A few spots might get nailed with a slow moving downpour or a string of them, leading to a few isolated spots seeing more than two inches of rain.
NOAA's Weather Prediction Center does put Vermont in a marginal risk zone for flash flooding, the lowest of four risk levels. They're concerned about repeated downpours along the same area near a warm front that will stall somewhere near or over Vermont for a time.
That said, we had that long dry spell, so it would take a LOT of rain to create any local flash floods. Most of us have gone at least a week without rain. There's been lots of sun and humidity has been low until now. Things have dried out nicely.

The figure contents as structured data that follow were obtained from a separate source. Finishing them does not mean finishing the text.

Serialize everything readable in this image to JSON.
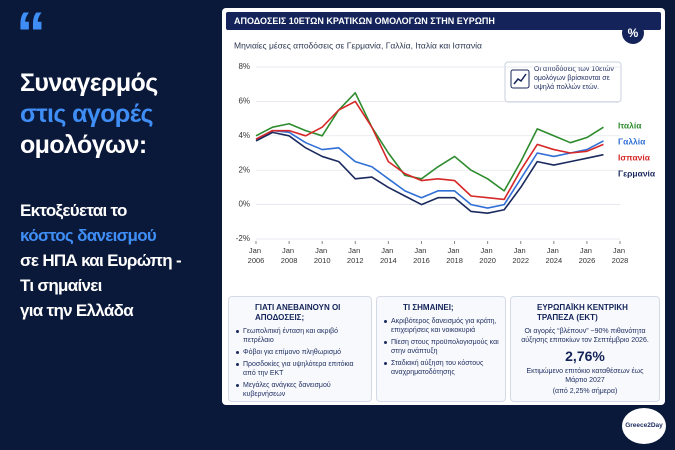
{
  "headline": {
    "quote": "“",
    "lines": [
      "Συναγερμός",
      "στις αγορές",
      "ομολόγων:"
    ],
    "sub": [
      "Εκτοξεύεται το",
      "κόστος δανεισμού",
      "σε ΗΠΑ και Ευρώπη -",
      "Τι σημαίνει",
      "για την Ελλάδα"
    ]
  },
  "badge": "%",
  "chart_data": {
    "type": "line",
    "title": "ΑΠΟΔΟΣΕΙΣ 10ΕΤΩΝ ΚΡΑΤΙΚΩΝ ΟΜΟΛΟΓΩΝ ΣΤΗΝ ΕΥΡΩΠΗ",
    "subtitle": "Μηνιαίες μέσες αποδόσεις σε Γερμανία, Γαλλία, Ιταλία και Ισπανία",
    "annotation": "Οι αποδόσεις των 10ετών ομολόγων βρίσκονται σε υψηλά πολλών ετών.",
    "x": [
      2006,
      2007,
      2008,
      2009,
      2010,
      2011,
      2012,
      2013,
      2014,
      2015,
      2016,
      2017,
      2018,
      2019,
      2020,
      2021,
      2022,
      2023,
      2024,
      2025,
      2026,
      2027
    ],
    "series": [
      {
        "name": "Ιταλία",
        "color": "#2e8b2e",
        "values": [
          4.0,
          4.5,
          4.7,
          4.3,
          4.0,
          5.5,
          6.5,
          4.5,
          3.0,
          1.7,
          1.5,
          2.2,
          2.8,
          2.0,
          1.5,
          0.8,
          2.5,
          4.4,
          4.0,
          3.6,
          3.9,
          4.5
        ]
      },
      {
        "name": "Γαλλία",
        "color": "#2f6fd6",
        "values": [
          3.8,
          4.3,
          4.2,
          3.6,
          3.2,
          3.3,
          2.5,
          2.2,
          1.5,
          0.8,
          0.4,
          0.8,
          0.8,
          0.0,
          -0.2,
          0.0,
          1.5,
          3.0,
          2.8,
          3.0,
          3.2,
          3.7
        ]
      },
      {
        "name": "Ισπανία",
        "color": "#d62828",
        "values": [
          3.8,
          4.3,
          4.3,
          4.0,
          4.5,
          5.5,
          6.0,
          4.5,
          2.5,
          1.8,
          1.4,
          1.5,
          1.4,
          0.5,
          0.4,
          0.3,
          2.0,
          3.5,
          3.2,
          3.0,
          3.1,
          3.5
        ]
      },
      {
        "name": "Γερμανία",
        "color": "#1b2a5e",
        "values": [
          3.7,
          4.2,
          4.0,
          3.3,
          2.8,
          2.5,
          1.5,
          1.6,
          1.0,
          0.5,
          0.0,
          0.4,
          0.4,
          -0.4,
          -0.5,
          -0.3,
          1.0,
          2.5,
          2.3,
          2.5,
          2.7,
          2.9
        ]
      }
    ],
    "xlim": [
      2006,
      2028
    ],
    "xticks": [
      {
        "value": 2006,
        "label": "Jan 2006"
      },
      {
        "value": 2008,
        "label": "Jan 2008"
      },
      {
        "value": 2010,
        "label": "Jan 2010"
      },
      {
        "value": 2012,
        "label": "Jan 2012"
      },
      {
        "value": 2014,
        "label": "Jan 2014"
      },
      {
        "value": 2016,
        "label": "Jan 2016"
      },
      {
        "value": 2018,
        "label": "Jan 2018"
      },
      {
        "value": 2020,
        "label": "Jan 2020"
      },
      {
        "value": 2022,
        "label": "Jan 2022"
      },
      {
        "value": 2024,
        "label": "Jan 2024"
      },
      {
        "value": 2026,
        "label": "Jan 2026"
      },
      {
        "value": 2028,
        "label": "Jan 2028"
      }
    ],
    "ylim": [
      -2,
      8
    ],
    "yticks": [
      {
        "value": -2,
        "label": "-2%"
      },
      {
        "value": 0,
        "label": "0%"
      },
      {
        "value": 2,
        "label": "2%"
      },
      {
        "value": 4,
        "label": "4%"
      },
      {
        "value": 6,
        "label": "6%"
      },
      {
        "value": 8,
        "label": "8%"
      }
    ],
    "grid": true
  },
  "panels": [
    {
      "title": "ΓΙΑΤΙ ΑΝΕΒΑΙΝΟΥΝ ΟΙ ΑΠΟΔΟΣΕΙΣ;",
      "items": [
        "Γεωπολιτική ένταση και ακριβό πετρέλαιο",
        "Φόβοι για επίμονο πληθωρισμό",
        "Προσδοκίες για υψηλότερα επιτόκια από την ΕΚΤ",
        "Μεγάλες ανάγκες δανεισμού κυβερνήσεων"
      ]
    },
    {
      "title": "ΤΙ ΣΗΜΑΙΝΕΙ;",
      "items": [
        "Ακριβότερος δανεισμός για κράτη, επιχειρήσεις και νοικοκυριά",
        "Πίεση στους προϋπολογισμούς και στην ανάπτυξη",
        "Σταδιακή αύξηση του κόστους αναχρηματοδότησης"
      ]
    },
    {
      "title": "ΕΥΡΩΠΑΪΚΗ ΚΕΝΤΡΙΚΗ ΤΡΑΠΕΖΑ (ΕΚΤ)",
      "text": "Οι αγορές “βλέπουν” ~90% πιθανότητα αύξησης επιτοκίων τον Σεπτέμβριο 2026.",
      "figure": "2,76%",
      "note": "Εκτιμώμενο επιτόκιο καταθέσεων έως Μάρτιο 2027",
      "sub": "(από 2,25% σήμερα)"
    }
  ],
  "logo": "Greece2Day"
}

If there is any flash flooding Thursday and Thursday night, and that's a fairly big if, I imagine it will be very localized and probably not that bad. Still, if by chance you do encounter water over a roadway, don't drive through it. Turn around, because you won't know how deep the water is, or whether or not there actually is a road under the way. It could have washed away for all you know.
The showers will continue on Friday through at least Sunday. None of those days will be washouts, but there will always be the risk of getting a quick dose of rain. You never know when that rain will hit, but it'll probably be most likely during the afternoons and evenings.
Although it will be much less warm over the weekend than it's been, highs near 70 and lows in the 50s would be just a slight touch cooler than average. No biggie.